After pouring some left-over liquid nitrogen onto the floor, Wells realised that any dust was being picked up and moved towards the lowest point of the surface. “We knew it was the Leidenfrost effect, but we didn’t know why it was picking up the dust,” he told BBC Future.
Wells and colleagues figured that spraying space suits with liquid nitrogen could produce a similar effect. On the Unexpected Elements programme, he describedit as a sort of “cryogenic carwash”, where liquid nitrogen could be sprayed onto the astronaut as they enter the habitat from the lunar surface.
The team tested their liquid nitrogen spray on fabric in both ambient and Moon-like vacuum environments. However, when sourcing lunar dust, they had to get creative.
“Real Moon dust is actually illegal to own,” Wells said. “Our stimulant was actually ash from the eruption of Mount St Helens and we found that it had very similar properties for what we were testing.”
The liquid nitrogen spray works by using a combination of the Leidenfrost effect but also the “boiling liquid expanding vapour explosion” (Bleve) effect. The latter causes the liquid nitrogen to convert to gas, propelling some Moon dust into the surrounding air.
Finding a way to remove the propelled dust from the air before astronauts take off their spacesuits remains an unanswered question, “otherwise they’re going to risk getting it back into their lungs”, explained Wells.
The study, published in Acta Astronautica, reported a 97% and 98.4% removal by mass when tested in the ambient environment and vacuum environment respectively.
Following the initial success of the experiments, Wells and colleagues decided to test scale models to ensure the liquid nitrogen spray was working. It was time for Barbie to don a spacesuit again.
“We dressed this Barbie up in her suit, covered her in dust and then used a spray bar and we were able to actually turn Barbie 360 [degrees] as an astronaut would in an airlock,” Wells told Unexpected Elemtents. “We had very high removal and also importantly… minimal damage to the spacesuit.”
The researchers first covered Barbie’s dark spacesuit with ash before then cleaning her with their liquid nitrogen spray in different conditions (Credit: Ian Wells, WSU HYPER Lab)
According to Wells, the team from Washington State University named their Barbie “Rosie”, after the American figure Rosie the Riveter who represented the women who took up factory jobs during World War Two.
“Personally, I wanted to name her Barb both because; Barbie, and after one of my personal idols Barbara Morgan, who is an astronaut from my home State of Idaho,” Wells told BBC Future. Astronauts like Morgan are likely to be a major inspiration for the continued development of Barbies, with two of the most recent “Space Discovery Barbies” even venturing to the International Space Station in 2022.

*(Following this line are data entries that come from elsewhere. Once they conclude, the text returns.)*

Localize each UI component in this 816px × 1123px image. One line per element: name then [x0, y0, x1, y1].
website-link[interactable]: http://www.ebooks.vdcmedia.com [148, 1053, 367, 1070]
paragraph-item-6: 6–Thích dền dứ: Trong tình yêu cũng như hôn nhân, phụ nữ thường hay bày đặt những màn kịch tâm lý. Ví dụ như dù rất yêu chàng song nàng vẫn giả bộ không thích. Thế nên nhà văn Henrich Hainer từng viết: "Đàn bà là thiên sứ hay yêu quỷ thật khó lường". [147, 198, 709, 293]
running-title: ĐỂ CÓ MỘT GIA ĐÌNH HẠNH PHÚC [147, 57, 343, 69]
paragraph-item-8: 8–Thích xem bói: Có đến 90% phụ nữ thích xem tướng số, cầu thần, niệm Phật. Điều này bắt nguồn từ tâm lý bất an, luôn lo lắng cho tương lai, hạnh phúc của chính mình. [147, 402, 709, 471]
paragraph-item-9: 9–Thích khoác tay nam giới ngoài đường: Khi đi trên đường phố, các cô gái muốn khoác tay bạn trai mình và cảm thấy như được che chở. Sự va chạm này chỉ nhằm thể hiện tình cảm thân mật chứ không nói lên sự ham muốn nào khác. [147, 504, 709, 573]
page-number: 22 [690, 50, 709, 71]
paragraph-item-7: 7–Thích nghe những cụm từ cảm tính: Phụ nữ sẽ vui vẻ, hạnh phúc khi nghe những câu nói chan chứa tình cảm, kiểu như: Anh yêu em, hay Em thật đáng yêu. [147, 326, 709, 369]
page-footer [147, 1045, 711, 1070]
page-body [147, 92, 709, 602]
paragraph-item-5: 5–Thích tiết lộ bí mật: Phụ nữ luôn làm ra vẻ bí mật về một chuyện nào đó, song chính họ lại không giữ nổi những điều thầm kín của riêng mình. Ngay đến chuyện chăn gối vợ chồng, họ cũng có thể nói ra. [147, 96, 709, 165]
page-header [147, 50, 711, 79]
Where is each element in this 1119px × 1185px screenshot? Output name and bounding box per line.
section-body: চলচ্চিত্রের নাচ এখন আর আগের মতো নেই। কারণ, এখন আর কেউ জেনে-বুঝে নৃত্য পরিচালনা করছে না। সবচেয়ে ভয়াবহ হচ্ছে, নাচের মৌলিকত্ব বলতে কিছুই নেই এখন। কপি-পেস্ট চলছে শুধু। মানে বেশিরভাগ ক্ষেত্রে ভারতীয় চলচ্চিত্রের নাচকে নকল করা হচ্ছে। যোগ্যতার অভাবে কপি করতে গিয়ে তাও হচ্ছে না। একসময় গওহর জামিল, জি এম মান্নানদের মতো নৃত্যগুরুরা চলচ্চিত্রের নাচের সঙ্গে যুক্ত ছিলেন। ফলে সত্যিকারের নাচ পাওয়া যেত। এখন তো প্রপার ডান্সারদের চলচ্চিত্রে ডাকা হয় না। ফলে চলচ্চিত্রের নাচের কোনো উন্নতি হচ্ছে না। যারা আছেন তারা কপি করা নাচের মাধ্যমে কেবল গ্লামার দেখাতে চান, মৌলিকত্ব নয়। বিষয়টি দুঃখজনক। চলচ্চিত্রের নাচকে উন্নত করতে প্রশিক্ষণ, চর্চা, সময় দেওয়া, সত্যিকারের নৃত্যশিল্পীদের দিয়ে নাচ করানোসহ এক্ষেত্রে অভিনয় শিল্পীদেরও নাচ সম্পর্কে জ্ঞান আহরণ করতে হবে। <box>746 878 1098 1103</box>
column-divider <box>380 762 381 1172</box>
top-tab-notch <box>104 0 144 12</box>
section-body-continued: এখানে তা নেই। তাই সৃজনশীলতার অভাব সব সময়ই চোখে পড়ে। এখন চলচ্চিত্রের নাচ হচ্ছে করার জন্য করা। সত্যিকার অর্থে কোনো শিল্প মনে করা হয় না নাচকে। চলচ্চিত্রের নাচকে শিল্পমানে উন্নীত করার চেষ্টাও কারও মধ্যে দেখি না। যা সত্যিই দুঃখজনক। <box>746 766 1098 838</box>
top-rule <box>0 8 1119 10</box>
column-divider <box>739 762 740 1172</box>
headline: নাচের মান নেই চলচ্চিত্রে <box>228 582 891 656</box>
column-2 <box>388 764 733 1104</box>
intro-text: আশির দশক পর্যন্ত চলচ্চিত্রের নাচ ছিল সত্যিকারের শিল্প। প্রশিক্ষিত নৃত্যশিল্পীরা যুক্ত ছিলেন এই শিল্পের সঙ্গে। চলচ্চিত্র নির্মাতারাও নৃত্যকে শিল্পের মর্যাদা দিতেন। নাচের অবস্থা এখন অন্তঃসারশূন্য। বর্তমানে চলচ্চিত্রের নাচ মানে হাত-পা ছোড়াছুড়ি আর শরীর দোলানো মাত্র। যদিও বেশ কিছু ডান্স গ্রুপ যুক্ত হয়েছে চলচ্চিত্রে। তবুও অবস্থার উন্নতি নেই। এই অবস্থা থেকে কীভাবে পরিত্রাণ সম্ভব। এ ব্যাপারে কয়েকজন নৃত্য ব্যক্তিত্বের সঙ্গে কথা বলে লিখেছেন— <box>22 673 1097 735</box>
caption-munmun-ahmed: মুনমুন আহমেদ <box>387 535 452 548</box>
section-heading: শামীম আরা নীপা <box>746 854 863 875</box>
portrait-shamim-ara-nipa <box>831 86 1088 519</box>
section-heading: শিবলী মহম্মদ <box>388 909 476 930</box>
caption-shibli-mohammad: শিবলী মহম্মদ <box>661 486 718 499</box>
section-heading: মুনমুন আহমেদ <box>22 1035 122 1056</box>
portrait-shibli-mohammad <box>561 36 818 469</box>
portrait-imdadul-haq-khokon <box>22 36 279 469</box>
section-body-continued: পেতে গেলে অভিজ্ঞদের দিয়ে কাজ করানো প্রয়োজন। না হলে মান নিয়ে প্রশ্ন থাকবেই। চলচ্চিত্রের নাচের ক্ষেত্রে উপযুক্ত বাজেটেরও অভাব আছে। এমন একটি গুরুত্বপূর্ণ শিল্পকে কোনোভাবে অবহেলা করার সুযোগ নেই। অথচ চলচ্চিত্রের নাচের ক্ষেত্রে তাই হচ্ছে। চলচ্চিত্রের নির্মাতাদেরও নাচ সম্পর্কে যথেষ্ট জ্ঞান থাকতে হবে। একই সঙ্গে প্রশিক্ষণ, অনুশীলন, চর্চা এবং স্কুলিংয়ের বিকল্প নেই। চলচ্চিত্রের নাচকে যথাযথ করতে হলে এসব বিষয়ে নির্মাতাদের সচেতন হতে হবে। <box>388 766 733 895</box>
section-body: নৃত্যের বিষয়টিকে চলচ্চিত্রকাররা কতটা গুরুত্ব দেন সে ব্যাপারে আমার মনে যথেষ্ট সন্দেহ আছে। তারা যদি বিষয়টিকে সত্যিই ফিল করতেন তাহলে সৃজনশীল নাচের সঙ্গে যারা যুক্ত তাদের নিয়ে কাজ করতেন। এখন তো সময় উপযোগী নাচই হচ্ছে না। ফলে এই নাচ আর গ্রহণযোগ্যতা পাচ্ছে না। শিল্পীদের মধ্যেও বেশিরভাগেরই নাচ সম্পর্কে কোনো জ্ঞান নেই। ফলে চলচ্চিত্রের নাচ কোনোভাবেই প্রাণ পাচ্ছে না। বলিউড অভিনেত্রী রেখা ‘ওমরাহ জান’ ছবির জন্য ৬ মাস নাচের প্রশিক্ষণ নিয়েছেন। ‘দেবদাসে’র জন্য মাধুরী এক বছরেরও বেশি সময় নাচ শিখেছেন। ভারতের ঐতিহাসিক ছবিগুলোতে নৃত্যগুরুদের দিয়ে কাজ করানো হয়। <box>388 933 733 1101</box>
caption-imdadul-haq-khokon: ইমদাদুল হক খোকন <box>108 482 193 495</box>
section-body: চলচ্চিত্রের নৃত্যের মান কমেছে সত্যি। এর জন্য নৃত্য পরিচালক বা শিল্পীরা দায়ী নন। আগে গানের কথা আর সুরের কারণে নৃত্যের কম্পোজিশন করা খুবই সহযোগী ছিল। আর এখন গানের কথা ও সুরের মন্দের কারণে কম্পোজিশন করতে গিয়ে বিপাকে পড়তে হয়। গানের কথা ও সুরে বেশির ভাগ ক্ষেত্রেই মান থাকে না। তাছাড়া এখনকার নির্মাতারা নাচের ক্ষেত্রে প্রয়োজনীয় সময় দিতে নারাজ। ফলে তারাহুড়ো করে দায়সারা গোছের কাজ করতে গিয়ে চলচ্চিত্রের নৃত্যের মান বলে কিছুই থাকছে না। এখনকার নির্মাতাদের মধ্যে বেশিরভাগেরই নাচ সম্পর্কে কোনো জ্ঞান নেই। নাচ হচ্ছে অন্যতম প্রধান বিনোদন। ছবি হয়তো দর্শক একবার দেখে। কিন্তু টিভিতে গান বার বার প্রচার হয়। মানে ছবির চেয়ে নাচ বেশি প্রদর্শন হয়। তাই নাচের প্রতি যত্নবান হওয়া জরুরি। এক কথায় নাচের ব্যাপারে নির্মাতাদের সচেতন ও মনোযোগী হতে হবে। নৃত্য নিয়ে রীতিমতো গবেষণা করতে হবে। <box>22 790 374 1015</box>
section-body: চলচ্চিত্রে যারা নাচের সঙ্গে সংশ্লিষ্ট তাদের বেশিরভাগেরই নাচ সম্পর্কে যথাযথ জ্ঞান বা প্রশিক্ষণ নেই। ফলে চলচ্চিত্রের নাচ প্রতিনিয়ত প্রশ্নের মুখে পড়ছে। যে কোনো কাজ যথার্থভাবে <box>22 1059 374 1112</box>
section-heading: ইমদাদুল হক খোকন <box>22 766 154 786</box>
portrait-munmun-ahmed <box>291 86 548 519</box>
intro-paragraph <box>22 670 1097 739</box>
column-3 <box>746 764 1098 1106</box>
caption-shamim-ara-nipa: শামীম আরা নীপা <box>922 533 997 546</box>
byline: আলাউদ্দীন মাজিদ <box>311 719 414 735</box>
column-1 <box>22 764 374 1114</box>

The next stages of research hope to better mimic the environment seen on the Moon, including simulating the static charge of the lunar dust itself. Wells is hopeful that this method will be tested on the Moon, but using a human astronaut rather than a life-sized Barbie model.
“We actually have the Barbie, and we bring her around to conferences… I don’t think she’ll be doing any more tests. I think she’s she served her time. But we’ll definitely be looking at real life astronauts,” said Wells.
Whilst Barbie Rosie may have been retired from future experiments, her role in this piece of research shows how even a plastic toy can play a part in future celestial exploration.